El problema era que la mayoría de las respuestas eran del tipo Rezamos por su alma. Jesús sabe que no hay niños perdidos, sólo niños a los que El ha llamado o Me encantaría que se hubiera perdido por toda mi cara. Mmmm. Estas réplicas vagamente obscenas eran totalmente predecibles, tan predecibles como las respuestas religiosas. También había algunos mensajes del tipo Sé exactamente dónde está, pero todos éstos parecían querer dinero antes de dar más explicaciones. Terri hizo un recordatorio mental de pasar al FBI cualquier cosa que oliera remotamente a extorsión.

Observó todo el material y se dio cuenta de que podía dedicar su vida entera a rastrear cada respuesta. Ése era el problema de abrir esas puertas, desde el punto de vista de un detective. Si hubiera alguien por ahí que en realidad supiera algo, sería difícil distinguirlo de los locos y los pervertidos que eran atraídos con tanta facilidad por las desgracias ajenas. Al mundo le gusta redoblar la tragedia, pensó Terri. Parecería que con el primer golpe no es suficiente. Hay que añadir punzadas e insultos a la herida.

Se preguntaba si ésta era una característica única de Internet. Cuando uno sacaba a la luz algo personal, abría la puerta a los extraños.

—¿Cree usted que algo de esto puede ayudar? —preguntó Scott.

—No lo sé.

Él miró la pantalla del ordenador.

—Yo sí—dijo sombríamente. Scott vaciló mientras miraba al otro lado de la habitación. Mary Riggins había ido a traer café para los tres—. Hice esto para ella. Le hizo pensar que estaba ayudando a hacer algo para encontrar a Jennifer. Es un poco como recorrer en automóvil todo el vecindario, como si pudiéramos encontrarla como se encuentra un par de guantes tirados a un lado de la calle. Pero no servirá de nada, ¿verdad, detective?
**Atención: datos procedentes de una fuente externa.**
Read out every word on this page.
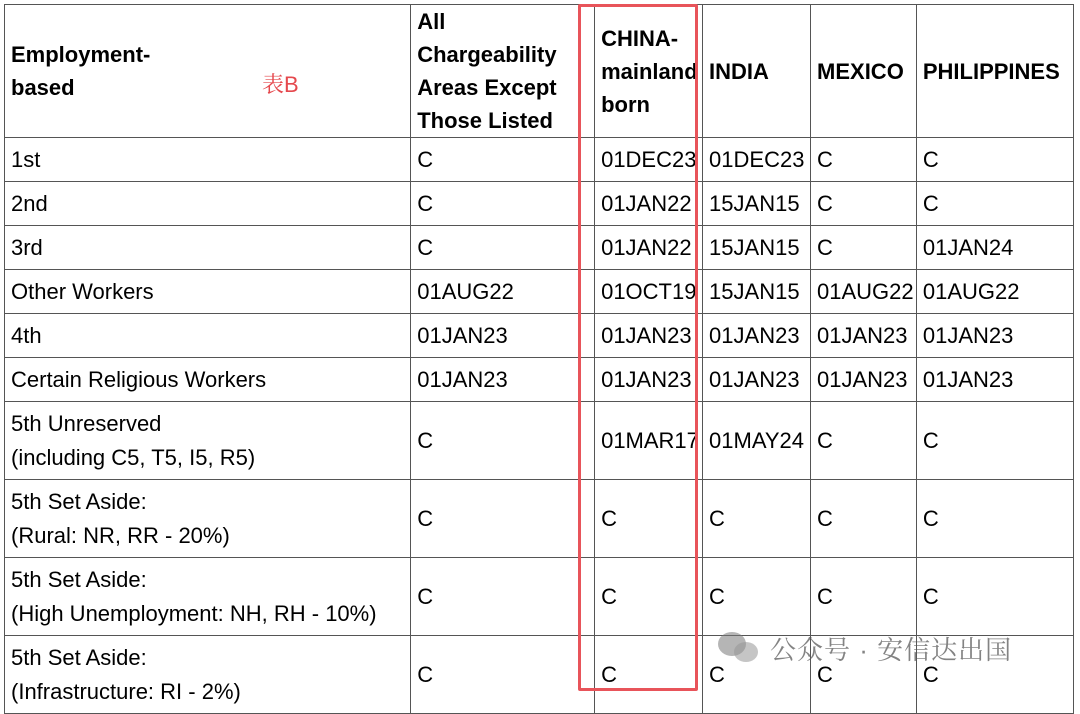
Employment-
based	All Chargeability Areas Except Those Listed	CHINA-mainland born	INDIA	MEXICO	PHILIPPINES
1st	C	01DEC23	01DEC23	C	C
2nd	C	01JAN22	15JAN15	C	C
3rd	C	01JAN22	15JAN15	C	01JAN24
Other Workers	01AUG22	01OCT19	15JAN15	01AUG22	01AUG22
4th	01JAN23	01JAN23	01JAN23	01JAN23	01JAN23
Certain Religious Workers	01JAN23	01JAN23	01JAN23	01JAN23	01JAN23
5th Unreserved
(including C5, T5, I5, R5)	C	01MAR17	01MAY24	C	C
5th Set Aside:
(Rural: NR, RR - 20%)	C	C	C	C	C
5th Set Aside:
(High Unemployment: NH, RH - 10%)	C	C	C	C	C
5th Set Aside:
(Infrastructure: RI - 2%)	C	C	C	C	C
表B
公众号 · 安信达出国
—No lo sé —mintió Terri—. Podría ayudar. Hay casos en los que ha servido. Pero también...

Scott la interrumpió para terminar lo que ella estaba diciendo, como era un hábito en él:

—Lo más común es que sólo sea un ejercicio fútil, ¿no, detective?

Terri se preguntó por un instante qué clase de persona usaba expresiones como «ejercicio fútil» en una conversación. Mantuvo una mirada serena e inexpresiva mientras hacía un gesto de asentimiento con la cabeza. Scott parecía tener unos cimientos en la realidad que se manifestaban como una especie de crueldad insensible, desconectada. Imaginó que esto le venía de sus sesiones de terapia.